Erzählt wird aus der Sicht von Max, der schon beim Aufwachen bemerkt, das irgendwas anders ist. Wir lernen aber auch seine besten Freunde kennen, ebenso wie Klassenrüpel Konstantin und Professor Albert Einstock. Sämtliche Charaktere sind sehr gut ausgearbeitet und harmonieren gut miteinander. Auch die Beschreibungen der verrückt gewordenen Erwachsenen waren ziemlich amüsant.

Besonders erwähnenswert sind aber sowohl das Cover als auch die zahlreichen Illustrationen im Buch selber. Auch diese stammen aus der Feder der Autorin und wurden allesamt liebevoll und detailliert gezeichnet. Die Kombination ist toll: kurze Kapitel und altersgerechte Sprache, die für einen guten Lesefluss sorgen sowie einige wirklich witzige und kluge Wortspiele. Diese sorgen dafür, dass man die Geschichte in einem Rutsch durchlesen kann und möchte.

Doch neben dem unterhaltenden Aspekten, ist sie auch ziemlich lehrreich: so wird die Relativitätstheorie auf kindgerechte Art und Weise aufgegriffen, die Frage aufgeworfen wie und vor allem wie sinnvoll wir unsere Zeit nutzen. Aber auch Werte wie Freundschaft und Zusammenhalt spielen eine große Rolle. Nicht nur lesenswert für Kinder, sondern auch Erwachsene werden auf ihre Kosten kommen.

Bewertung vom 27.01.2021
Henn, Carsten Sebastian

Der Buchspazierer


ausgezeichnet

Carl ist Buchhändler aus Leidenschaft. Geschichten begleiten ihn schon sein Leben lang und so hat er es sich zur Aufgabe gemacht seinen Kunden nach Geschäftsschluss ihre bestellten Bücher auch nach Hause zu liefern. Für ihn ist diese Runde durch seine Heimatstadt und der Besuch dieser besonderen Kunden das Highlight des Tages und seine wichtigste Verbindung zur Welt. Doch eines Tages wird seine jahrelang ausgefeilte Routine durch die neunjährige Schascha gestört. Als er dann auch noch überraschend seine Anstellung verliert, ist das Chaos unabwendbar.

„Der Buchspazierer“ ist eine unglaublich tolle Geschichte über die Liebe zu Büchern und damit ein absolutes Muss für jeden Bücherwurm! Wir lernen dort unfassbar liebenswerte Personen kennen, die alle einen unterschiedlichen und spannenden Hintergrund haben. Carl hat es sich angewöhnt die Menschen als Buchcharaktere zu sehen, so besucht er auf seinem täglichen Spaziergang beispielsweise Mr. Darcy oder auch Pippi Langstrumpf. Man merkt schon: es gibt viele Bezüge zu Klassikern, aber auch zu neueren Büchern.

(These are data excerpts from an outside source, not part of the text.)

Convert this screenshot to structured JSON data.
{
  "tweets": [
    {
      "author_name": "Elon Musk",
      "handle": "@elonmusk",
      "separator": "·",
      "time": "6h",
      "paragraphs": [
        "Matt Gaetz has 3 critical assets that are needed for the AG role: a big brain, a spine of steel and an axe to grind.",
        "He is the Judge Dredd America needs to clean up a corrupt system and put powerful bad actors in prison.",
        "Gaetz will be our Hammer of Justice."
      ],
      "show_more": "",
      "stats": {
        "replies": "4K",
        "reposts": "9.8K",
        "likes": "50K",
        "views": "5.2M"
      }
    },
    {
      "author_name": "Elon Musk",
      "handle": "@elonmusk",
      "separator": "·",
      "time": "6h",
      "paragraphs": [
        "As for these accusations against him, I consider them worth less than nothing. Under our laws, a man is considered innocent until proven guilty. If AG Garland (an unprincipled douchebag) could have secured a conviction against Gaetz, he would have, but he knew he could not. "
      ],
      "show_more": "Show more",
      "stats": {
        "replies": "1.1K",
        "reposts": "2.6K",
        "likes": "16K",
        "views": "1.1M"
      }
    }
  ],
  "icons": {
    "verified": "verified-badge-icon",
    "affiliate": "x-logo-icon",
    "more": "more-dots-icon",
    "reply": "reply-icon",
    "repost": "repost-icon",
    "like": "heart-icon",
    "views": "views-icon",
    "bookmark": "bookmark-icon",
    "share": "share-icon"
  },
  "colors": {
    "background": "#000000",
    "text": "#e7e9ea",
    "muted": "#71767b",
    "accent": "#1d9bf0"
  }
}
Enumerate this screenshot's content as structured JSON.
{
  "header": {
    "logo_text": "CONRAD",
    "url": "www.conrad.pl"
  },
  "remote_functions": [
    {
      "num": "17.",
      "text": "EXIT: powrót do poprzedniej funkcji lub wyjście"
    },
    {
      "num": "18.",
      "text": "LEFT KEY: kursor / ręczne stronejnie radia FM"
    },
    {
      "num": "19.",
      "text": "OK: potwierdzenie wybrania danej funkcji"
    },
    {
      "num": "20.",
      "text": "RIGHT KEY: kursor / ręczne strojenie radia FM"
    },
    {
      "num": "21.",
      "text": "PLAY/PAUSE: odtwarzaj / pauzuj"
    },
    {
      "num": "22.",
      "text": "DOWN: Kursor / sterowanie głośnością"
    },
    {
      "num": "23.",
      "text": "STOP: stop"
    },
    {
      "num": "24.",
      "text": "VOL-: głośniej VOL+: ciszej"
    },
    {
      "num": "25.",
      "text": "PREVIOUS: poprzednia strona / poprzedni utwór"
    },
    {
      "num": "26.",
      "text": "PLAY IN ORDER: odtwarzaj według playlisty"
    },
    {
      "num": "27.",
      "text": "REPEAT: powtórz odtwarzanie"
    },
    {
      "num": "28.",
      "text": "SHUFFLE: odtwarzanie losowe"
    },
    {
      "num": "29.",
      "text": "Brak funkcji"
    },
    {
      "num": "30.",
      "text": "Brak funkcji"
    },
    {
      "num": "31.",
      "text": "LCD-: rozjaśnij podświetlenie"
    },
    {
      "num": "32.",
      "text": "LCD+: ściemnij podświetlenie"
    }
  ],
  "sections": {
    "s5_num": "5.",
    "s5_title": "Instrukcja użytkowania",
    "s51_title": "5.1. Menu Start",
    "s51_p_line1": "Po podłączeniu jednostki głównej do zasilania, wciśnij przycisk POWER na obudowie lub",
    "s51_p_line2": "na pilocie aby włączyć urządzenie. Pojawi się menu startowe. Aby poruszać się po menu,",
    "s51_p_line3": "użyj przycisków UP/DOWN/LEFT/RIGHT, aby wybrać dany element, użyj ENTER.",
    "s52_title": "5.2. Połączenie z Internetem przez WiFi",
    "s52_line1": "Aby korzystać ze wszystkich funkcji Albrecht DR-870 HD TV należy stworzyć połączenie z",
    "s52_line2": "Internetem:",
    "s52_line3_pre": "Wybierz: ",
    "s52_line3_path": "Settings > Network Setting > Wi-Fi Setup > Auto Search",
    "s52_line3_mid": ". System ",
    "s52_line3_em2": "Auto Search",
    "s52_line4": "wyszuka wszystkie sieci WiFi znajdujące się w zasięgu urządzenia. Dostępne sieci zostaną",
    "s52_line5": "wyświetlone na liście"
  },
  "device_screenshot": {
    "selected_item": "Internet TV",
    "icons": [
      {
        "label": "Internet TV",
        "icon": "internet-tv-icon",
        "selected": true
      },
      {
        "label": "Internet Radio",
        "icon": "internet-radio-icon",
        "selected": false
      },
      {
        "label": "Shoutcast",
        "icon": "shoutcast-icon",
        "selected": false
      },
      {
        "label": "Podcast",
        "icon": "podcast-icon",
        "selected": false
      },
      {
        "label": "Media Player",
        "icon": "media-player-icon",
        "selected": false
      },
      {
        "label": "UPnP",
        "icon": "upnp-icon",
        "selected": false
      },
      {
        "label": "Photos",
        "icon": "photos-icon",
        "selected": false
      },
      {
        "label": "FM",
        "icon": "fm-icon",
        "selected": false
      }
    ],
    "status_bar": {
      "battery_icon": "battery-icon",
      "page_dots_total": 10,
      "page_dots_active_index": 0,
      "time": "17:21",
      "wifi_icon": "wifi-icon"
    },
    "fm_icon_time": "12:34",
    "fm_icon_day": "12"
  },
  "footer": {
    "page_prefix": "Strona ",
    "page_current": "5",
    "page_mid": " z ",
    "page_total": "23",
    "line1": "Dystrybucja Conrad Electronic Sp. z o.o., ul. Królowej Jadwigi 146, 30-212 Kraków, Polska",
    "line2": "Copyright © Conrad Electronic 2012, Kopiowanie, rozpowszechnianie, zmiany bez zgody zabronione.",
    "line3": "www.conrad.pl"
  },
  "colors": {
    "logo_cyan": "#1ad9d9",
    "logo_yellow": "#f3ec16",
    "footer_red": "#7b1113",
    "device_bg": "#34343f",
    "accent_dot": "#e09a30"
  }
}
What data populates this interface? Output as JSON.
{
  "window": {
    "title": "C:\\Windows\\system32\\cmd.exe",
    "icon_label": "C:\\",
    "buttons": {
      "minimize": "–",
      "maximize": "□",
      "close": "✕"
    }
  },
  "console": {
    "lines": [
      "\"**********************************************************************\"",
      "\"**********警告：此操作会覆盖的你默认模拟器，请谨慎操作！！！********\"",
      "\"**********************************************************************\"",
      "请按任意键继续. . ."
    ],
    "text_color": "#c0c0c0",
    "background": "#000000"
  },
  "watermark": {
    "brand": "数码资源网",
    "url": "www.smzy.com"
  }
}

Außerdem wird auch das Alt- und (nicht mehr) gebraucht werden thematisiert, was bei mir teilweise echt für einen Kloß im Hals gesorgt hat. Dementsprechend ist das Buch ziemlich emotional, aber auch herzerwärmend und lässt einen oft schmunzeln. Grade Carl und Schascha sind ein tolles Gespann

5 von 9 Kunden fanden diese Rezension hilfreich.

Bewertung vom 18.01.2021
Ruile, Margit

Der Zwillingscode


sehr gut

Der 17-jährige Vincent ist eine Doppel-C-Seele und sein Sozialpunkte-Konto ist erschreckend gering. Er gehört damit der Unterschicht an und wird nie studieren oder in Wohlstand leben können. Aufgrund mangelnder Alternativen repariert er illegalerweise die mechanischen Haustiere der Firma Copypet. Eines Tages bringt eine alte Dame ihm eine Katze zur Reparatur und wirft bei Vincent einige Fragen auf, die ihn Nachforschungen über den Tod seiner Mutter unternehmen lassen und ihn letztendlich in die sogenannte „Simulation“ führen. Dies ist eine virtuelle Welt, die unserer nahezu komplett gleicht und in der alle Gegenstände ihr digitales Leben führen. In dieser Parallelwelt ist ein Code versteckt, den Vincent unbedingt finden muss, denn davon hängt das Schicksal der Menschheit ab.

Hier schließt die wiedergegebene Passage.